Toute la monnaie de l’empire espagnol était frappée à Potosi
Parallèlement à l’exploitation de la mine, les espagnols créent en 1545 la ville de Potosi qui devient très vite un lieu cosmopolite où se rencontrent les hommes attirés par la manne financière du Cerro Rico. Avec la création en 1572 de la Maison de la monnaie, la ville deviendra très vite le centre de l’empire colonial. Même après l’indépendance du sous-continent courant XIXème siècle, Potosi continuera d’être l’objet de toutes les convoitises. Par exemple, l’Argentine aurait bien espéré conserver la ville de Potosi dans son territoire. Encore aujourd’hui, la pièce de un peso argentin commémore ce vœu car y sont inscrites les lettres symboles de Potosi “PTS”.
La Maison de la monnaie était le lieu de fabrication de la monnaie de tout l’empire espagnol. Après son indépendance en 1825 et ce jusqu’en 1951, la Bolivie continua de frapper sa monnaie dans cette maison, jusqu’à ce que le quasi épuisement du filon d’argent rende trop cher son extraction. Aujourd’hui la monnaie bolivienne est émise en partie au Chili (pièces) et en Europe pour les billets (dont la France).
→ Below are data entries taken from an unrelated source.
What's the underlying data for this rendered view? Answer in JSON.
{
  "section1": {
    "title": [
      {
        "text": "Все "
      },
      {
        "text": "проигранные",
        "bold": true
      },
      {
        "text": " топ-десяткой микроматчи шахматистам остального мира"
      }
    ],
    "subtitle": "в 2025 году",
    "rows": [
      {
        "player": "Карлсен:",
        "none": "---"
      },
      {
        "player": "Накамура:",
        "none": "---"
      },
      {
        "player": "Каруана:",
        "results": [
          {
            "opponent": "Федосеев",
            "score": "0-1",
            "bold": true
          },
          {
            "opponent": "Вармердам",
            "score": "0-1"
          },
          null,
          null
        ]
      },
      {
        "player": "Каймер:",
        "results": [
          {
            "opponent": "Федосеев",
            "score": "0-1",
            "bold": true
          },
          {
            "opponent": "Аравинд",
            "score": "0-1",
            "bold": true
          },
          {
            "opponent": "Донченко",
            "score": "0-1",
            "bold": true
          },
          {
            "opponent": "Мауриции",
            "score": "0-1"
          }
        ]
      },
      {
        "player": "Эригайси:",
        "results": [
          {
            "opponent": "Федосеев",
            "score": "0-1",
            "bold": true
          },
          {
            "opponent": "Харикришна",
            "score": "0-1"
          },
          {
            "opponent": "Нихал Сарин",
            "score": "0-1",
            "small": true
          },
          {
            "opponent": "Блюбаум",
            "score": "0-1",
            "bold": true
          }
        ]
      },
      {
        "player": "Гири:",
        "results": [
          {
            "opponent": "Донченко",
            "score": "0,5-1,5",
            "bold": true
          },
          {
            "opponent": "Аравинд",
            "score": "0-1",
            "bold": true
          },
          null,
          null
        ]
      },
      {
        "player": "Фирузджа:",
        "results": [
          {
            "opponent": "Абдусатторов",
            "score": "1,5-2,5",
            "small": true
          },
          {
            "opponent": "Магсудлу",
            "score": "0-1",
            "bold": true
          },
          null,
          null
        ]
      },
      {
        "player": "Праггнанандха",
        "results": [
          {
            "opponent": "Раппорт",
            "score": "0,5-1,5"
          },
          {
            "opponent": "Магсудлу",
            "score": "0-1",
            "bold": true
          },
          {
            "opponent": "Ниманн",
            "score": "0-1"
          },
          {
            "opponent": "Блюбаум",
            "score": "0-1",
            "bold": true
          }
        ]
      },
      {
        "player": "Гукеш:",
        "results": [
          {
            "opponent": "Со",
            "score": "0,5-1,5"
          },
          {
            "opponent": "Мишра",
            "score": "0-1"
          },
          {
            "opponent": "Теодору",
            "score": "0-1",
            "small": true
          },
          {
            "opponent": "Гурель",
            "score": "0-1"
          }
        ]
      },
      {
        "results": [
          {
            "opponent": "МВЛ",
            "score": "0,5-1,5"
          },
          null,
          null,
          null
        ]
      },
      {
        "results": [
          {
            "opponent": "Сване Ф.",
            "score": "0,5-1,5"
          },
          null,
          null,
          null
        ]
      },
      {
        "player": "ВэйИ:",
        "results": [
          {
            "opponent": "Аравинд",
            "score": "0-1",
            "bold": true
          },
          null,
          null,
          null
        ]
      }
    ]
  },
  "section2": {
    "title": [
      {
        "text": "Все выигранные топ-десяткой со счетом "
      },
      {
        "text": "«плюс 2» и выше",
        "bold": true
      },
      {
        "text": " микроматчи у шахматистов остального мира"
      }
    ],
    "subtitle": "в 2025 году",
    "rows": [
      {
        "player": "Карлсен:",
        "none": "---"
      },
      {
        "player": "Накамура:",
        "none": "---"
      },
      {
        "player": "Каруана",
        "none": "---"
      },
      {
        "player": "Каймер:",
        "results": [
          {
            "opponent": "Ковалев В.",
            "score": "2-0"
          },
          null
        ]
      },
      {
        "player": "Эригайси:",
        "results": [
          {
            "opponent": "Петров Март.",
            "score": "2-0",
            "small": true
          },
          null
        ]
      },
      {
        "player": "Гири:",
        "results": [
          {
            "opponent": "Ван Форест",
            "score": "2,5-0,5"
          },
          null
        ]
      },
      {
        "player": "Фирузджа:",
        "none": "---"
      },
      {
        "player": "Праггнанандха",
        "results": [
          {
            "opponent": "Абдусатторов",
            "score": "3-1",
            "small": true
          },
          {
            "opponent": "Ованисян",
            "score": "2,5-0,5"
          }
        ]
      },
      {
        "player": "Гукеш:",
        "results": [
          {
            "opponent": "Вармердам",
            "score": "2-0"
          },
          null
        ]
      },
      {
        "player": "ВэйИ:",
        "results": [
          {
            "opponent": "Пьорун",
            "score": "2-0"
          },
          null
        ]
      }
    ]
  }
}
Un processus de fabrication expliquée à la Maison de la monnaie
Pendant la période coloniale, la main d’œuvre de la Maison de la monnaie n’était pas mieux traitée que celle du Cerro Rico. Dans les premiers temps, le processus de fabrication était essentiellement manuel: il fallait d’abord transporter le minerai, puis le faire fondre dans les 11 fours de la maison (à 960,5 degrés pour l’argent et plus de 1000 degrés pour l’or). Le feu des fonderies étaient attisés par les arbustes de l’altiplano mélangé avec les crottes de lamas. Il fallait ensuite aplanir les lingots d’argent qui sortaient de la fonderie avec des énormes laminoirs tirés par des animaux de traits eux-mêmes entrainés par des humains. La dernière étape consistait à frapper la monnaie au marteau dans un premier temps puis à presse manuelle.
En aparté du musée, nous ne pouvons qu’exprimer notre surprise à la rencontre de squelettes d’enfants espagnols datant du XVIIIème ou XXème siècle. Présentés comme étant des momies, ces cadavres ont été découverts lors de travaux sur une ancienne fondation d’église; à l’époque les espagnols étaient enterrés dans les cryptes des églises. On ne peut s’empêcher de penser qu’il s’agit là d’un clin d’œil “vengeur” pour tous les musées d’Argentine et du Pérou qui exposent des momies d’enfants incas sacrifiés dans les nombreuses montagnes des Andes. Il est vrai que sous couvert de la science et de la découverte archéologique, ces expositions peuvent s’apparenter à un pillage de tombes d’ancêtres des civilisations pré-colombiennes.
L’Eglise catholique a joué un rôle certain dans l’exploitation forcenée de la mine
On a donc vu que la maison de la monnaie a tenu un rôle primordial dans l’enrichissement des espagnols par la valorisation du minerai extrait du Cerro Rico. Tout cet or et argent étaient évidemment exportés en Espagne, mais pas dans sa globalité, comme nous pouvons le constater en visitant les nombreuses églises de la Ville (il en reste 22 et on en dénombrait 36 avant l’indépendance!). Tant et si bien qu’à la vue des autels dorés ou argentés, des statuettes et autres objets nécessaires au culte catholique, on se demande combien d’indiens ont du mourir en extrayant le minerai correspondant. C’est ainsi qu’on ne peut que s’interroger sur le rôle tenu par l’église pendant la colonisation espagnole, en dehors de sa responsabilité d’évangélisatrice. Toutes les églises de la Ville sont aussi riches les unes que les autres. L’Église a largement profité de la manne financière du Cerro Rico et ce faisant, a passé sous couvert les traitements inhumains des mineurs de l’époque. Bien souvent, le culte catholique fut la justification religieuse auprès de ces mêmes mineurs, auteurs de ces extractions forcenées. Ce qui explique la construction à outrance d’églises à l’époque. On dit d’ailleurs que les églises du quartier espagnol ont leurs portes d’entrées tournées vers la montagne car c’est d’elle que venait la richesse, alors que les églises du quartier indien ont leurs portes d’entrées dos à la montagne car c’est là-bas qu’ils mourraient.
L’ironie de toute cette histoire est que la pauvreté de la province de Potosi oblige à nouveau les indiens à retourner dans la mine, cette fois-ci ils ne sont pas forcés mais y travaillent toujours dans des conditions très dures pour des salaires de misère.